Following digital audio, images, and video, 3D models can be considered the next wave of digital multimedia. Virtual geometric models are ubiquitous in computer games, computer-generated movies, CAD systems, numerical simulation, and many other applications. In these fields, triangle meshes are the standard representation for geometric objects. Their conceptual simplicity enables highly efficient processing of geometric data sets.
In this course we discuss the geometry acquisition and processing pipeline: We start with different methods for 3D scanninig, which typically yield a large amount of sample points. This point cloud is subsequently converted into a triangle mesh. The resulting meshes then have to be optimized with respect to different quality criteria: Mesh smoothing removes noise, mesh simplification reduces the number of triangles while preserving the overall shape, remeshing improves the shape of triangles. Mesh parameterization computes a uv-layout for texturing the objects, and mesh deformation allows to change its geometric shape. Finally, mesh compression aims at compact storage of massive 3D models.

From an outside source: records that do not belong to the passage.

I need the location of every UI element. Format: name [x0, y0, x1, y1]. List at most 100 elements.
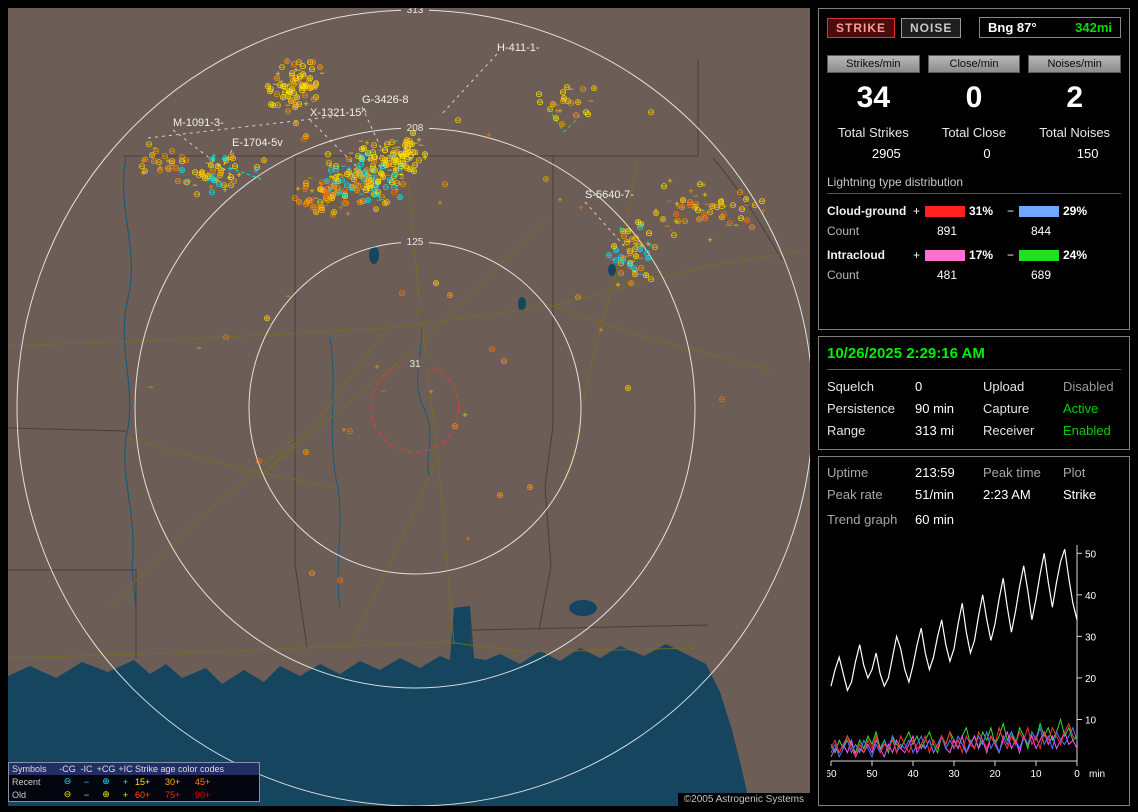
strike-symbol: +	[318, 179, 323, 189]
trend-graph-settings: Trend graph 60 min	[827, 512, 1121, 527]
strike-symbol: +	[707, 235, 712, 245]
negative-sign: −	[1007, 204, 1015, 218]
negative-bar	[1019, 205, 1059, 217]
storm-cell-label: X-1321-15^	[310, 107, 367, 119]
x-tick-label: 0	[1074, 769, 1080, 780]
status-value: Disabled	[1063, 379, 1114, 394]
legend-col-pos-cg: +CG	[96, 764, 116, 774]
plot-label: Plot	[1063, 465, 1086, 480]
strike-symbol: +	[295, 184, 300, 194]
y-tick-label: 30	[1085, 632, 1097, 643]
negative-sign: −	[1007, 248, 1015, 262]
strike-symbol: ⊖	[645, 228, 653, 238]
strike-mode-button[interactable]: STRIKE	[827, 17, 896, 38]
strike-symbol: ⊖	[172, 163, 180, 173]
strike-symbol: −	[704, 199, 709, 209]
rate-header-button[interactable]: Close/min	[927, 55, 1021, 73]
noise-mode-button[interactable]: NOISE	[901, 17, 962, 38]
strike-symbol-sample: +	[122, 776, 129, 787]
strike-symbol: ⊕	[182, 177, 190, 187]
strike-symbol: +	[349, 171, 354, 181]
strike-symbol: ⊕	[432, 278, 440, 288]
bearing-readout: Bng 87° 342mi	[979, 17, 1121, 38]
strike-symbol: +	[615, 280, 620, 290]
negative-percent: 24%	[1063, 248, 1088, 262]
strike-symbol: ⊕	[652, 208, 660, 218]
range-ring-label: 31	[409, 359, 421, 370]
strike-symbol: −	[637, 269, 642, 279]
strike-symbol: ⊖	[209, 165, 217, 175]
distribution-type-label: Intracloud	[827, 248, 886, 262]
rate-header-button[interactable]: Strikes/min	[827, 55, 920, 73]
strike-symbol: ⊕	[742, 194, 750, 204]
strike-symbol: −	[196, 343, 201, 353]
status-label: Capture	[983, 401, 1030, 416]
strike-symbol: ⊖	[290, 59, 298, 69]
strike-symbol: ⊖	[536, 97, 544, 107]
copyright: ©2005 Astrogenic Systems	[677, 793, 810, 806]
strike-symbol: −	[278, 76, 283, 86]
strike-symbol: +	[408, 154, 413, 164]
strike-symbol: ⊖	[670, 230, 678, 240]
strike-symbol-sample: −	[83, 776, 90, 787]
strike-symbol: ⊖	[253, 162, 261, 172]
strike-symbol: −	[192, 180, 197, 190]
strike-symbol: ⊖	[229, 153, 237, 163]
trend-box: Uptime 213:59 Peak time Plot Peak rate 5…	[818, 456, 1130, 806]
strike-symbol: −	[627, 263, 632, 273]
strike-symbol-sample: ⊕	[102, 776, 110, 786]
legend-symbols-header: Symbols	[12, 764, 47, 774]
strike-symbol: ⊕	[330, 207, 338, 217]
trend-series--CG	[830, 725, 1078, 759]
lightning-map[interactable]: 313 208 125 31 ⊖ ⊖ ⊕ ⊕ ⊕ − ⊖ + ⊖ ⊖ ⊕ ⊖ ⊖ ⊖ − ⊕ ⊕ + − − ⊖ ⊕ + +	[8, 8, 810, 806]
trend-series-Strikes/min	[830, 549, 1078, 693]
positive-bar	[925, 205, 965, 217]
legend-col-neg-ic: -IC	[80, 764, 93, 774]
strike-symbol: ⊖	[310, 94, 318, 104]
strike-symbol: ⊖	[278, 62, 286, 72]
strike-symbol: ⊖	[681, 216, 689, 226]
strike-symbol: ⊖	[370, 140, 378, 150]
right-panel: STRIKE NOISE Bng 87° 342mi Strikes/min 34…	[818, 8, 1130, 806]
strike-symbol: ⊖	[572, 110, 580, 120]
strike-symbol: ⊖	[222, 332, 230, 342]
strike-symbol: ⊕	[496, 490, 504, 500]
strike-symbol: +	[465, 534, 470, 544]
strike-symbol: +	[667, 176, 672, 186]
age-color-codes: 60+ 75+ 90+	[135, 790, 256, 800]
strike-symbol: ⊖	[415, 155, 423, 165]
strike-symbol: ⊕	[644, 253, 652, 263]
strike-symbol: ⊖	[309, 202, 317, 212]
strike-symbol: ⊕	[636, 244, 644, 254]
strike-stats-box: STRIKE NOISE Bng 87° 342mi Strikes/min 34…	[818, 8, 1130, 330]
trend-graph: 50 40 30 20 10 60 50 40 30 20 10 0 min	[825, 545, 1105, 780]
rate-header-button[interactable]: Noises/min	[1028, 55, 1121, 73]
x-tick-label: 60	[827, 769, 837, 780]
strike-symbol: −	[588, 96, 593, 106]
positive-percent: 17%	[969, 248, 994, 262]
strike-symbol: ⊖	[308, 568, 316, 578]
strike-symbol: ⊕	[560, 93, 568, 103]
bearing-label: Bng 87°	[988, 20, 1037, 35]
strike-symbol: −	[674, 217, 679, 227]
distribution-type-label: Cloud-ground	[827, 204, 907, 218]
strike-symbol: +	[213, 175, 218, 185]
count-row: Count 481 689	[827, 268, 1121, 282]
strike-symbol: ⊕	[542, 174, 550, 184]
strike-symbol: ⊕	[198, 168, 206, 178]
strike-symbol: ⊖	[647, 107, 655, 117]
strike-symbol: +	[618, 224, 623, 234]
strike-symbol: ⊖	[626, 246, 634, 256]
legend-row: Old ⊖ − ⊕ +60+ 75+ 90+	[9, 788, 259, 801]
strike-symbol: ⊖	[500, 356, 508, 366]
total-label: Total Close	[941, 125, 1007, 140]
peak-rate-value: 51/min	[915, 487, 955, 502]
positive-bar	[925, 249, 965, 261]
strike-symbol: ⊖	[178, 152, 186, 162]
legend-col-neg-cg: -CG	[59, 764, 76, 774]
strike-symbol: −	[568, 84, 573, 94]
strike-symbol-sample: +	[122, 789, 129, 800]
strike-symbol: ⊖	[174, 176, 182, 186]
strike-symbol: ⊕	[686, 200, 694, 210]
age-code: 15+	[135, 776, 151, 787]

Besides these methods we will also learn about some fundamental concepts in geometry processing, which are used in most of the approaches (e.g. discrete differential geometry, solving partial differential equations on a mesh).
Most of the techniques you only understand if you really try to use them, i.e., if you implement them. Our exercises therefore consist of a few mini-projects, where students can work on their own or in groups of 2-4 and implement the methods learned in the lecture. The overall goal of the programming exercises is to scan, reconstruct, and optimize ourselves, based on the full-body scanner of our research group, to obtain a 3D-printable virtual clone.